“You can dress a casino up to look like a family resort. You can disguise a casino as a high-end hotel. Nevertheless, the casino remains what it is — an engine for capturing wealth from those who are enticed to enter. State governments that authorize casino gambling are also authorizing the fleecing of their own citizens.
Most casinos, of course, are not dressed up at all. They stand as blights on the American landscape, with garish neon lights and huge parking lots. In truth, they look like what they are — destinations for the desperate or for those whose idea of the high life involves spending hours in the chaos and carnival atmosphere of the casino.
Worst of all, the casino is a symbol of cultural decay and the death of character. A vain hope for a windfall draws those desperate for a jackpot.

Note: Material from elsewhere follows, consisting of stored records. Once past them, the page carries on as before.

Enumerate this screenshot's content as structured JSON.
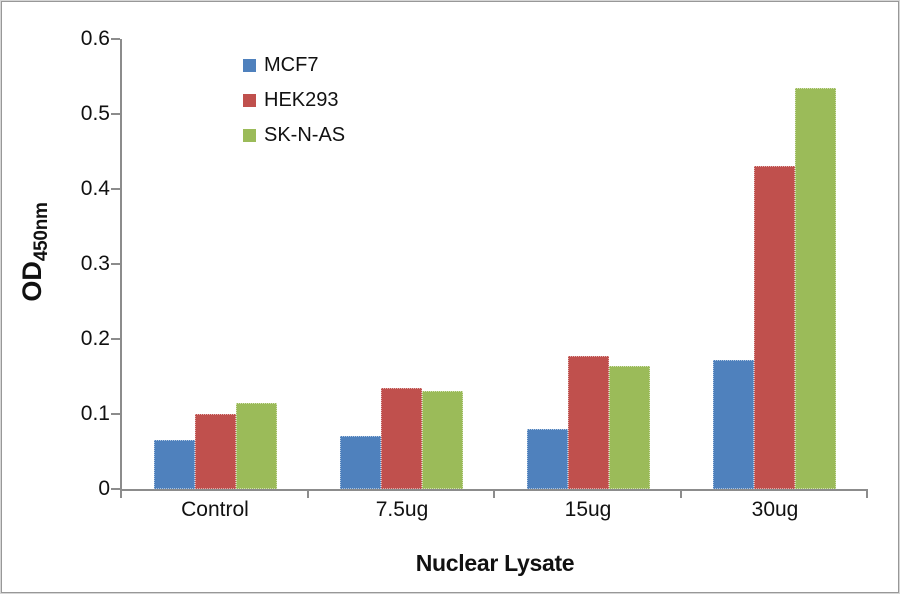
{
  "chart_data": {
    "type": "bar",
    "title": "",
    "categories": [
      "Control",
      "7.5ug",
      "15ug",
      "30ug"
    ],
    "series": [
      {
        "name": "MCF7",
        "color": "#4F81BD",
        "values": [
          0.065,
          0.07,
          0.08,
          0.172
        ]
      },
      {
        "name": "HEK293",
        "color": "#C0504D",
        "values": [
          0.1,
          0.134,
          0.177,
          0.43
        ]
      },
      {
        "name": "SK-N-AS",
        "color": "#9BBB59",
        "values": [
          0.115,
          0.13,
          0.164,
          0.535
        ]
      }
    ],
    "xlabel": "Nuclear Lysate",
    "ylabel": {
      "main": "OD",
      "sub": "450nm"
    },
    "ylim": [
      0,
      0.6
    ],
    "y_ticks": [
      "0",
      "0.1",
      "0.2",
      "0.3",
      "0.4",
      "0.5",
      "0.6"
    ],
    "grid": false,
    "legend_position": "upper-left-inside"
  },
  "colors": {
    "axis": "#8C8C8C",
    "text": "#111111",
    "frame_border": "#989898",
    "background": "#FFFFFF"
  }
}
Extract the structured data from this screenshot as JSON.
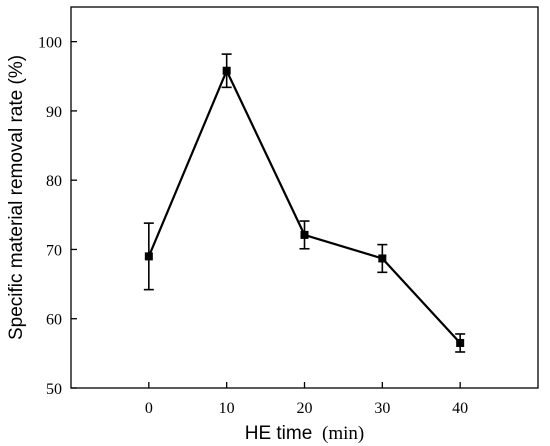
{
  "chart_data": {
    "type": "line",
    "xlabel_main": "HE time",
    "xlabel_unit": "(min)",
    "ylabel": "Specific material removal rate (%)",
    "x": [
      0,
      10,
      20,
      30,
      40
    ],
    "y": [
      69,
      95.8,
      72.1,
      68.7,
      56.5
    ],
    "err": [
      4.8,
      2.4,
      2.0,
      2.0,
      1.3
    ],
    "xlim": [
      -10,
      50
    ],
    "ylim": [
      50,
      105
    ],
    "xticks": [
      0,
      10,
      20,
      30,
      40
    ],
    "yticks": [
      50,
      60,
      70,
      80,
      90,
      100
    ],
    "marker": "square",
    "grid": false,
    "colors": {
      "series": "#000000",
      "axis": "#000000"
    }
  }
}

A government assigned the task of protecting its citizens willingly entices them to engage in games of risk. A culture that requires basic virtues such as industriousness and thrift and prudence preys on its own people by attracting them into the casino.
In the final analysis, the greatest danger posed by the casino is not anything that can be determined by economic analysis, because the greatest injury caused by gambling is not financial — it is moral. The worst aspect of the casino culture is not just that the state has decided to prey on its own citizens, but that it has decided to do so with gusto. The rise of the casino goes hand in hand with the collapse of character.”